Nel discorso ai vescovi ricordata in particolare Madre Paolina fondatrice delle Piccole Figlie dell'Immacolata Concezione

Città del Vaticano, 28 ottobre (VID) – La chiamata universale alla santità riguarda in modo particolare i sacerdoti, i consacrati e le consacrate, di cui il Papa apprezza soprattutto l’impegno nelle strutture della Chiesa e della società.

Giovanni Paolo II ha sottolineato in modo particolare questa tematica nel discorso rivolto ai vescovi delle regione 1 e 4 della Conferenza episcopale brasiliana, ricevendoli sabato al termine della visita "ad limina" compiuta in queste settimane.

Nel discorso, Giovanni Paolo II si è soffermato in modo particolare sul ruolo di religiosi e religiose. Ha ribadito che la Chiesa "ha bisogno" di "sacerdoti santi; di religiosi santi, che si distinguano per la consacrazione esclusiva, nel proprio carisma fondazionale, per realizzare opere di evangelizzazione con generosità e sacrificio nella missione essenziale assegnata dalla fede".

Ha poi citato espressamente l’opera di "Madre Paolina, fondatrice della Congregazione delle Piccole Figlie dell’Immacolata Concezione, che ho avuto l’occasione di canonizzare nel maggio scorso".

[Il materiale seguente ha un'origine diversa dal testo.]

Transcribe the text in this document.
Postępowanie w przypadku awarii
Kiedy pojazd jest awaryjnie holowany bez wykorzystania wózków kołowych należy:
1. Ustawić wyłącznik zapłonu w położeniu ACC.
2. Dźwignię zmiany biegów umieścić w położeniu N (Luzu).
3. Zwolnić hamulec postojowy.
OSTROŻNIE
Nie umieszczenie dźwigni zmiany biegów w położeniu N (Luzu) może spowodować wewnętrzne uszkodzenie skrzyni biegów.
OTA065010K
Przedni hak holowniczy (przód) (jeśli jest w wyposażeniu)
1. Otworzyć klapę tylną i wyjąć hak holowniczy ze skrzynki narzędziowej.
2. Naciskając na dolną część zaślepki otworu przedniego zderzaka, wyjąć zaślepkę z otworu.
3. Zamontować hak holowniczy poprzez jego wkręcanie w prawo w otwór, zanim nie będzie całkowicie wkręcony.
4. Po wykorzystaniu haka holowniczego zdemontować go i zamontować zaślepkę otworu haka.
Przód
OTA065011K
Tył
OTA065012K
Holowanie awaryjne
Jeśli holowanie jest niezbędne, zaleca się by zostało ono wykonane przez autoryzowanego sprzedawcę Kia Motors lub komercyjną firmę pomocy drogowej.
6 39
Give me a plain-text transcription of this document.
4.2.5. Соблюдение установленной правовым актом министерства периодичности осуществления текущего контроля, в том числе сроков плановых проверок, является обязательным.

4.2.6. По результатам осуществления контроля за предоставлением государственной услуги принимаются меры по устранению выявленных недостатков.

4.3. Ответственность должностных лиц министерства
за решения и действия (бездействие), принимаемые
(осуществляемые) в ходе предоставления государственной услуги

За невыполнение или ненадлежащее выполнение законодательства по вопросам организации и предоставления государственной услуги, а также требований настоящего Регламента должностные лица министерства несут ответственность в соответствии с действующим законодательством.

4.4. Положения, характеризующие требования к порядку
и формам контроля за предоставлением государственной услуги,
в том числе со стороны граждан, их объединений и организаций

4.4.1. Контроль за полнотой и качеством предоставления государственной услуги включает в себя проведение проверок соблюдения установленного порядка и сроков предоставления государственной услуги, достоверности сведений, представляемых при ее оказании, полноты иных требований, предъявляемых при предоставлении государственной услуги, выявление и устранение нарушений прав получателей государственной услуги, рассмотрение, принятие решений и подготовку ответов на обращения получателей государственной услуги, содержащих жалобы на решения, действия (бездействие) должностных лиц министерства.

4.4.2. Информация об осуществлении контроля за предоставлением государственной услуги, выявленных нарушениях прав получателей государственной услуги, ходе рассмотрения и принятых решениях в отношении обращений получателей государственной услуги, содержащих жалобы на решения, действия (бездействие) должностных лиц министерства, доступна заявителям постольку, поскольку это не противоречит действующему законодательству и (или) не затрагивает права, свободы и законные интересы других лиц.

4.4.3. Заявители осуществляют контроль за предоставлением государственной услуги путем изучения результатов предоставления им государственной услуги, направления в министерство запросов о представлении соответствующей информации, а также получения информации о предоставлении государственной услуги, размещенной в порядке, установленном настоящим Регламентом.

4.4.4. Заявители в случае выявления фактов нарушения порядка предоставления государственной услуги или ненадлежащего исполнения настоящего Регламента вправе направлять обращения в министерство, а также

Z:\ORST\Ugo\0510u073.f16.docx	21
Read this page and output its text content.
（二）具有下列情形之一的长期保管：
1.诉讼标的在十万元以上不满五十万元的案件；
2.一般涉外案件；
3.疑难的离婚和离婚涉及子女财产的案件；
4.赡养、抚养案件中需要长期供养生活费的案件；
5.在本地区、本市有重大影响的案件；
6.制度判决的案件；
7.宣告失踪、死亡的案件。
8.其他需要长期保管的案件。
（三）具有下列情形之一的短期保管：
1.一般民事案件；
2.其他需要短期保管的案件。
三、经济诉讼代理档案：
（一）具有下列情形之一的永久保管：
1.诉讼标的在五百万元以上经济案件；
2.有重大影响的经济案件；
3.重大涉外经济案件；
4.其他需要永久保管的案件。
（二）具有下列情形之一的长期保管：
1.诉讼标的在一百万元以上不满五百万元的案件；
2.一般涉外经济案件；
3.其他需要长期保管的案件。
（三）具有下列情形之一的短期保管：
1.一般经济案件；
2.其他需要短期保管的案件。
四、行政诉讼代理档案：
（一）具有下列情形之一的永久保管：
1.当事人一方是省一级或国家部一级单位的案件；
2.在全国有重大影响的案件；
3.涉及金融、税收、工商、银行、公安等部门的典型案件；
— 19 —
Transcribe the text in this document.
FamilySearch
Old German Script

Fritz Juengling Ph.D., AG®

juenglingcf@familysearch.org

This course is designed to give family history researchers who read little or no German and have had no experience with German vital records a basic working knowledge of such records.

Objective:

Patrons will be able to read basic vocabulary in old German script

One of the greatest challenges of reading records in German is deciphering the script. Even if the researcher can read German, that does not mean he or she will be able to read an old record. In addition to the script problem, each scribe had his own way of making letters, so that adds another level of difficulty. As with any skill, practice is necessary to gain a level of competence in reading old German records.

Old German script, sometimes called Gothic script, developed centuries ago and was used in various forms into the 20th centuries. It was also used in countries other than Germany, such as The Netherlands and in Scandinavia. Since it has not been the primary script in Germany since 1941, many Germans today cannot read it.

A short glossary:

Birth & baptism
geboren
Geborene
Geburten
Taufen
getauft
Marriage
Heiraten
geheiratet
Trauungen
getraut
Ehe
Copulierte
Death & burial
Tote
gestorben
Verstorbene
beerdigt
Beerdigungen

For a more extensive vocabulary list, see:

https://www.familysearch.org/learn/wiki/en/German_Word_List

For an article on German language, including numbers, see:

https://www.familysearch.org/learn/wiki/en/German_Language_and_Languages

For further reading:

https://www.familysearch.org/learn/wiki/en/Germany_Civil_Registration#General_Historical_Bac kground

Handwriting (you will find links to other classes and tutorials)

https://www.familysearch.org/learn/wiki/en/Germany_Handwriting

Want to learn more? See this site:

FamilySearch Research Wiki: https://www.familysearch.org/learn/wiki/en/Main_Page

In collegamento con questa tematica, il Papa ha osservato ancora che la Chiesa ha bisogno "oggi più che mai" di "laici santi" che "possano ricevere gli onori degli altari" dediti all’apostolato nelle realtà temporali. "Dalle loro file sorgono le vocazioni per i seminari e per la Vita religiosa". Infine, Giovanni Paolo II, parlando ai vescovi, ha rivolto di nuovo il suo pensiero ai "sacerdoti, religiosi e religiose e laici che si prodigano, spesso tra immense difficoltà, alla diffusione della verità evangelica".